You can also use the same keypair on multiple devices. This however results in another problem: You could post content from both devices simultaneously. But the underlying protocol requires each message to refer to the previous message by the same identity. So if two different devices post a message without having received the message of the other one, one of the messages is considered invalid.

My role was to provide an applications perspective. I worked on UIs and data models. Dominic's the maker of the tech.

I ended up removing the gif maker in one iteration because it was so frequently buggy. That was probably the worst call I made.
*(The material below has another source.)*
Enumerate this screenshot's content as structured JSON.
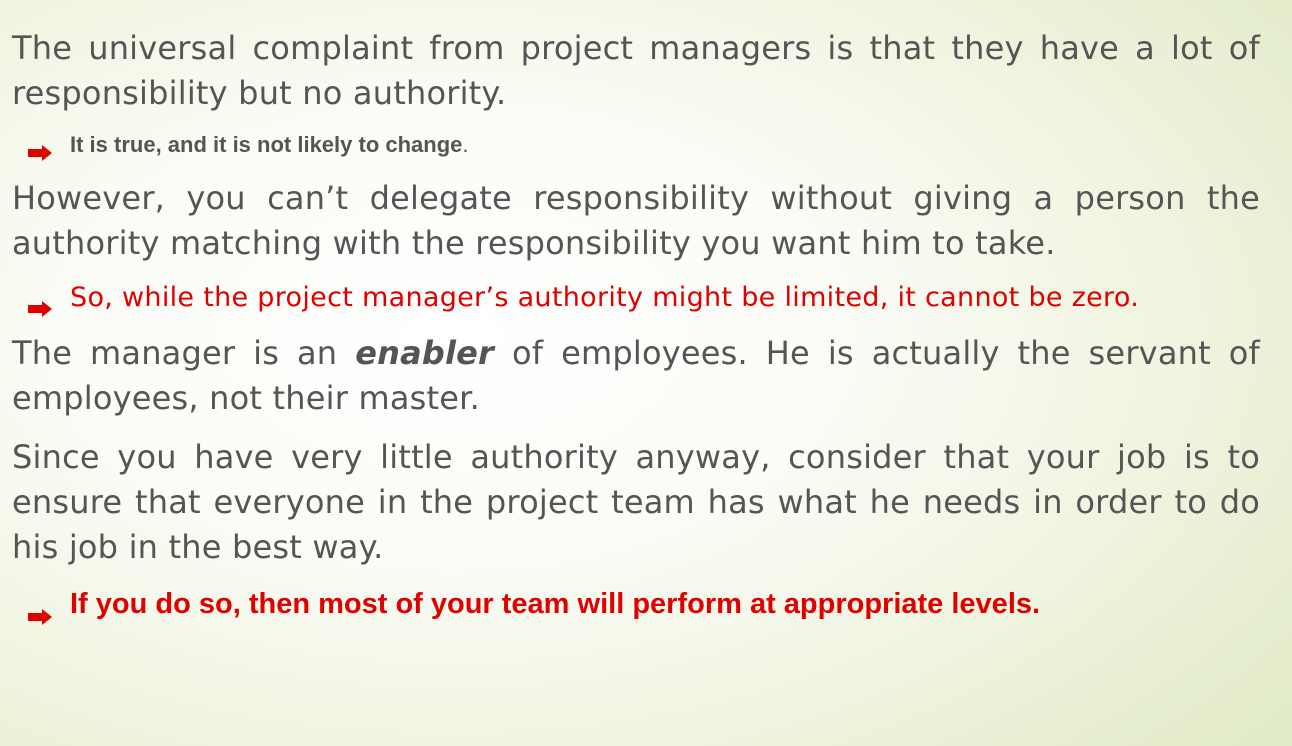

Can you (or someone) clarify the difference between Patchwork and SSB? Does SSB handle the networking and discovery and encryption and whatnot, and Patchwork just acts as front-end for displaying diaries, connecting to pubs, posting and so forth?
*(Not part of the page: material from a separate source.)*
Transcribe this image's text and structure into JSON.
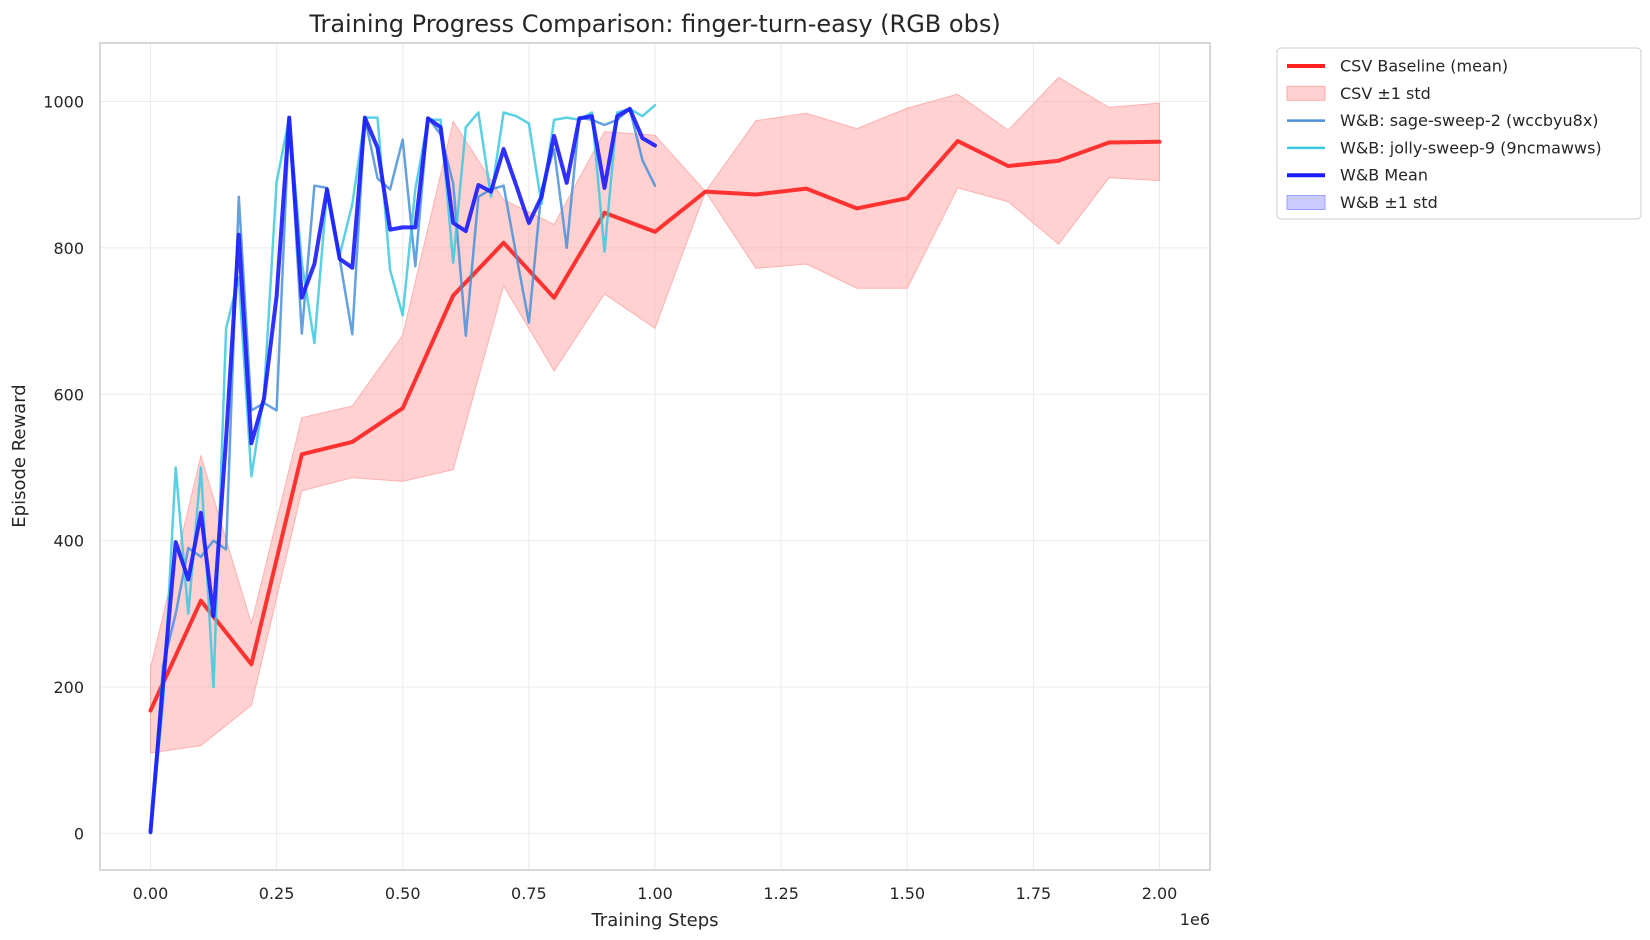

Patchwork is a user interface for displaying messages from the distributed database to the user, and to allow the user to add new messages. The underlying protocol supports arbitrary message types, patchwork exposes a UI for interacting with a subset of them. Anyone could write and use other UIs while still contributing to the same database. Patchbay[1] for example is a more developer-centric frontend.

Under the hood, patchwork connects to a scuttlebot[2] server. Scuttlebot in turn is based on secure-scuttlebutt (ssb).

[1] https://github.com/ssbc/patchbay [2] http://scuttlebot.io/

The downvotes on replies are baffling over here. Here's what AljoschaMeyer said, and it's all accurate:

Patchwork is a user interface for displaying messages from the distributed database to the user, and to allow the user to add new messages. The underlying protocol supports arbitrary message types, patchwork exposes a UI for interacting with a subset of them. Anyone could write and use other UIs while still contributing to the same database. Patchbay[1] for example is a more developer-centric frontend. Under the hood, patchwork connects to a scuttlebot[2] server. Scuttlebot in turn is based on secure-scuttlebutt (ssb). [1] https://github.com/ssbc/patchbay [2] http://scuttlebot.io/

Thank you, I enabled [dead] and I too am baffled at why useful responses are getting killed.

edit- they got unkilled.

correct, patchwork is the UI, ssb is the database.